This document outlines a shortcut for partial fractions involving 2 factors in the denominator (P(x) + a) and (P(x) + b).
At the end of the document it gives a challenge to find a similar shortcut for 3 factors (P(x) + a), (P(x) + b) and (P(x) + c). I have not been able to come up with anything.
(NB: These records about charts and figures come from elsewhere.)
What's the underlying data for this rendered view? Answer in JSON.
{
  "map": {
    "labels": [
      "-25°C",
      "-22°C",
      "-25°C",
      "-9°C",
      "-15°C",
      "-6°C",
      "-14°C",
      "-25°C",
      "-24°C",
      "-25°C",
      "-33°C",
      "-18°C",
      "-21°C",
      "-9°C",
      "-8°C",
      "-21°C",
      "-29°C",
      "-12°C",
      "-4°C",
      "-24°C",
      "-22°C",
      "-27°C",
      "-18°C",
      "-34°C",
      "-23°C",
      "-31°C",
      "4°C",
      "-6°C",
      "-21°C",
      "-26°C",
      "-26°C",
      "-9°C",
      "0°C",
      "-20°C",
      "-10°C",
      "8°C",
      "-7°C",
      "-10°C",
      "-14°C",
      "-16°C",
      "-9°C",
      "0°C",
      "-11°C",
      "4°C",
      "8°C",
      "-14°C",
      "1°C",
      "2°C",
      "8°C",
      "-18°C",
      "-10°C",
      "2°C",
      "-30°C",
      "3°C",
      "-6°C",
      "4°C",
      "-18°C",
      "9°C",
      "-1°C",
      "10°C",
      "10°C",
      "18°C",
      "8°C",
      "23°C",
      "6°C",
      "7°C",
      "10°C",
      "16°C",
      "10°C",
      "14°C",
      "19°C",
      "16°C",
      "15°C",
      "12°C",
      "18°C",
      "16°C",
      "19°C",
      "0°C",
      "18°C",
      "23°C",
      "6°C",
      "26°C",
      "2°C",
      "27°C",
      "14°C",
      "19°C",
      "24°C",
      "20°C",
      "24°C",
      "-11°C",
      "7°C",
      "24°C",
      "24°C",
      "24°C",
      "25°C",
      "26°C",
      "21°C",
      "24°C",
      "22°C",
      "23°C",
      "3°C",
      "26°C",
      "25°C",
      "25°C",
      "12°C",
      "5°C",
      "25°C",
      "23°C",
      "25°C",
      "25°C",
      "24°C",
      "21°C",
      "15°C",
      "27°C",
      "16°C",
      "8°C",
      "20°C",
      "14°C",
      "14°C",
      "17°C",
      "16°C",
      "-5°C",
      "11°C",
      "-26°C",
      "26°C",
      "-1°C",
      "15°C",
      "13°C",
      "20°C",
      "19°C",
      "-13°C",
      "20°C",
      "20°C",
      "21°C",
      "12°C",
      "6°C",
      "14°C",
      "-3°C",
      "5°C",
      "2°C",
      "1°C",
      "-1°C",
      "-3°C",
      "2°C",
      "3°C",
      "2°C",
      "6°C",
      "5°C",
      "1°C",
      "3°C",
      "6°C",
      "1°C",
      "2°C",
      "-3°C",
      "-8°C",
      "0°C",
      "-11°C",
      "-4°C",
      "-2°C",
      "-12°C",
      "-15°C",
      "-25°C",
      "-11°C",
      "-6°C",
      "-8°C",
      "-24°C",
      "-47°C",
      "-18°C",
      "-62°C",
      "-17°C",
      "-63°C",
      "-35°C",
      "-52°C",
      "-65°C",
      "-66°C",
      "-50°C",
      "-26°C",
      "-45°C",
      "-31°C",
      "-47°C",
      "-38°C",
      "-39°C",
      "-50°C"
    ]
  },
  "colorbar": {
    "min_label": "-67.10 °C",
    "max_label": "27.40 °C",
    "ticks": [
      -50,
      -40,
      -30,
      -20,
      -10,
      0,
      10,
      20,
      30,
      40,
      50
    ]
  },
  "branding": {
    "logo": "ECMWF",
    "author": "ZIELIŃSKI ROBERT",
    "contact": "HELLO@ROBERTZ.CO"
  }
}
Was wondering if anyone else can figure this one out.
On
it is the term $\frac{1}{(p(x)+a)(p(x)+b)(p(x)+c)}$ the solution is given by ${\frac {1}{ \left( -c+a \right) \left( -c+b \right) \left( p(x)+c \right) }}-{\frac {1}{ \left( -b+a \right) \left( -c+b \right) \left( p(x)+b \right) }}+{\frac {1}{ \left( -c+a \right) \left( -b+a \right) \left( p(x)+a \right) }}$
It is exactly the same philosophy as for two factors; for simplicity, I shall note $p$ instead of $p(x)$.
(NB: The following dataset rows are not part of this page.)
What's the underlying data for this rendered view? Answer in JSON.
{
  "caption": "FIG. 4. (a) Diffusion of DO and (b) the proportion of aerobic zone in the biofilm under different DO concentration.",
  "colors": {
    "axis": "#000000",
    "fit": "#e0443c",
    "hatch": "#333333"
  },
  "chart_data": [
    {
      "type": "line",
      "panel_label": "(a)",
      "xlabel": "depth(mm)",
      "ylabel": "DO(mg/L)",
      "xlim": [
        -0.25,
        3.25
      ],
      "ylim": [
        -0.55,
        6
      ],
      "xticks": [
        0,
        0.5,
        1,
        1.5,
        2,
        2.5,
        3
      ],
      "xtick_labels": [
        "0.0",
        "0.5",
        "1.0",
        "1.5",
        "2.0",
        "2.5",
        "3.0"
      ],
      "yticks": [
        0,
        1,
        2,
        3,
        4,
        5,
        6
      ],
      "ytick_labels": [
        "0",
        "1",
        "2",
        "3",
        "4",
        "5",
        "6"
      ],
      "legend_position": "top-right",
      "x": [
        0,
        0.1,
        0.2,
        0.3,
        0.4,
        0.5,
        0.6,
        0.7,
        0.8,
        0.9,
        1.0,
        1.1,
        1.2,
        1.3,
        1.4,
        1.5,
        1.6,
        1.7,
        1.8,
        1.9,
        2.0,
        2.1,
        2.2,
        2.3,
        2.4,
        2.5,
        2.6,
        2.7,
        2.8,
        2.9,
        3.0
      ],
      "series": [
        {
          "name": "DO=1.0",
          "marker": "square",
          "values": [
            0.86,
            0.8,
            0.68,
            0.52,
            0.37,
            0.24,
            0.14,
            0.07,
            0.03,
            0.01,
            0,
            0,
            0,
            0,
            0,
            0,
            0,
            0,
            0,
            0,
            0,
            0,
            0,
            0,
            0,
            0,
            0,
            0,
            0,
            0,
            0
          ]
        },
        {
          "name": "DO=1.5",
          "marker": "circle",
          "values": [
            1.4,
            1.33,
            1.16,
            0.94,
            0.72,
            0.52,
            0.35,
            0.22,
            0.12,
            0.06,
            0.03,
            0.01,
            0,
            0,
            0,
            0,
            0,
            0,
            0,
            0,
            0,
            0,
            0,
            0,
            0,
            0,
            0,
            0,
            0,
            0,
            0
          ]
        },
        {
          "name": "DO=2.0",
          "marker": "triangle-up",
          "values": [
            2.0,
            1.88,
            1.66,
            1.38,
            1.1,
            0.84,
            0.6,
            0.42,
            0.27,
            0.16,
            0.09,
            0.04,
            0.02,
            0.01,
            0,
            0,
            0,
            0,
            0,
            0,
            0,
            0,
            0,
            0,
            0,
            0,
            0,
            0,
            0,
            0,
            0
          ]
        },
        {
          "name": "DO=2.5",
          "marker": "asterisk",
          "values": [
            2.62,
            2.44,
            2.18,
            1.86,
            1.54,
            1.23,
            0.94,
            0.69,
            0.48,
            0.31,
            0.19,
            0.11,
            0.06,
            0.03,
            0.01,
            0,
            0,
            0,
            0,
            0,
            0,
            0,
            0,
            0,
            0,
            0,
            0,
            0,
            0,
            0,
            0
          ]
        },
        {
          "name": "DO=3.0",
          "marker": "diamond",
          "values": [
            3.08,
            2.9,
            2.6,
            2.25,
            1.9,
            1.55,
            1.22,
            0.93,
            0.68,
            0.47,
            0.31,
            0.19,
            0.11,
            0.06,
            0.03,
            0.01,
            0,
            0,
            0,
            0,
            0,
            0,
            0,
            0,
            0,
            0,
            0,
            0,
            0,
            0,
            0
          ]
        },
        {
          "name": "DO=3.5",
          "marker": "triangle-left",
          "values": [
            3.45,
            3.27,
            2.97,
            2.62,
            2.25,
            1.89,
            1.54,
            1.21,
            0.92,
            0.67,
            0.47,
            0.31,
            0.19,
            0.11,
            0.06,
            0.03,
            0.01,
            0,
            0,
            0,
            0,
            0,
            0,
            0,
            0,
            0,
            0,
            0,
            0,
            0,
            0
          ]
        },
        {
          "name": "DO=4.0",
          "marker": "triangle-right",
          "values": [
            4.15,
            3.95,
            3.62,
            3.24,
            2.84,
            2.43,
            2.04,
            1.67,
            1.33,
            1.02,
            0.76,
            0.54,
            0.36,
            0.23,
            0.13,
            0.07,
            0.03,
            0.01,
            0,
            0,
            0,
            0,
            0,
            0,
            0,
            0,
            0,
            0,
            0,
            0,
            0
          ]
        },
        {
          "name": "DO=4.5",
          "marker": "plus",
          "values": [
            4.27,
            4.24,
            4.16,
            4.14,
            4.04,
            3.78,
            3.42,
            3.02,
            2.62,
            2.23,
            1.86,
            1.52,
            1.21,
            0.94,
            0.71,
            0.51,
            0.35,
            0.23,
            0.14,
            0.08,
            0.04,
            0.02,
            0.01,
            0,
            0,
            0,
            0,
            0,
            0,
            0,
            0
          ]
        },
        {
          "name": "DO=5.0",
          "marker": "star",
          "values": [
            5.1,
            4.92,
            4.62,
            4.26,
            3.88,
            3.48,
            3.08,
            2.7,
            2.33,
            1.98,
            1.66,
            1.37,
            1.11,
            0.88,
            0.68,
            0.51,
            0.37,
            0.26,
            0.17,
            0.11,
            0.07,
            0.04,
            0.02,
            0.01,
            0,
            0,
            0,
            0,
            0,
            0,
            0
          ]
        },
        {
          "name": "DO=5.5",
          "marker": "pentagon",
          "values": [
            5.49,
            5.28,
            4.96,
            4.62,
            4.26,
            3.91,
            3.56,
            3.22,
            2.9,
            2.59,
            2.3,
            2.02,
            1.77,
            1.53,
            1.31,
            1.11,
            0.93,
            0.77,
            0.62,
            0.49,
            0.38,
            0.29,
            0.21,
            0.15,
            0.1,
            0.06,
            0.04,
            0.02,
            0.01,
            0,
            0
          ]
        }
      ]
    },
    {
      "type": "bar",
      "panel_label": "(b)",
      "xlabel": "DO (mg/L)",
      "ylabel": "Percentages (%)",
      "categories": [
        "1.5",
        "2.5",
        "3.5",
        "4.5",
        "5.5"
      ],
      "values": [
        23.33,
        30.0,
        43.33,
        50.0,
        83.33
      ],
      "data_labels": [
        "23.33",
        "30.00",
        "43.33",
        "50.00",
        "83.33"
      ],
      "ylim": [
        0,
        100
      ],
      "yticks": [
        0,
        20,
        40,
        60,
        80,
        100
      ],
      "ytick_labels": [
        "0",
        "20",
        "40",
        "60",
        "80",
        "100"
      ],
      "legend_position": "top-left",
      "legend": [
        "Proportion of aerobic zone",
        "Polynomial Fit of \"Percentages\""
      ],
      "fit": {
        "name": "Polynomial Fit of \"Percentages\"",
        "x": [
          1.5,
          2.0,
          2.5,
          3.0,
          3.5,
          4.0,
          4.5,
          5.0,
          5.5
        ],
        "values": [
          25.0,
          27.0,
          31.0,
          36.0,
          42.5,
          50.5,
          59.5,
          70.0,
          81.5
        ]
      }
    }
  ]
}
Write $$\frac{1}{(p+a)(p+b)(p+c)}=\frac{A}{p+a}+\frac{B}{p+b}+\frac{C}{p+c}$$ Reduce to same denominator. Then$$1=A(p+b)(p+c)+B(p+a)(p+c)+C(p+a)(p+b)$$ Now, make $p=-a$ and get $$1=A(b-a)(c-a)$$ Do the same with $p=-b$ and get $$1=B(a-b)(c-b)$$ and again for $p=-c$ to get $$1=C(a-c)(b-c)$$ and you are done.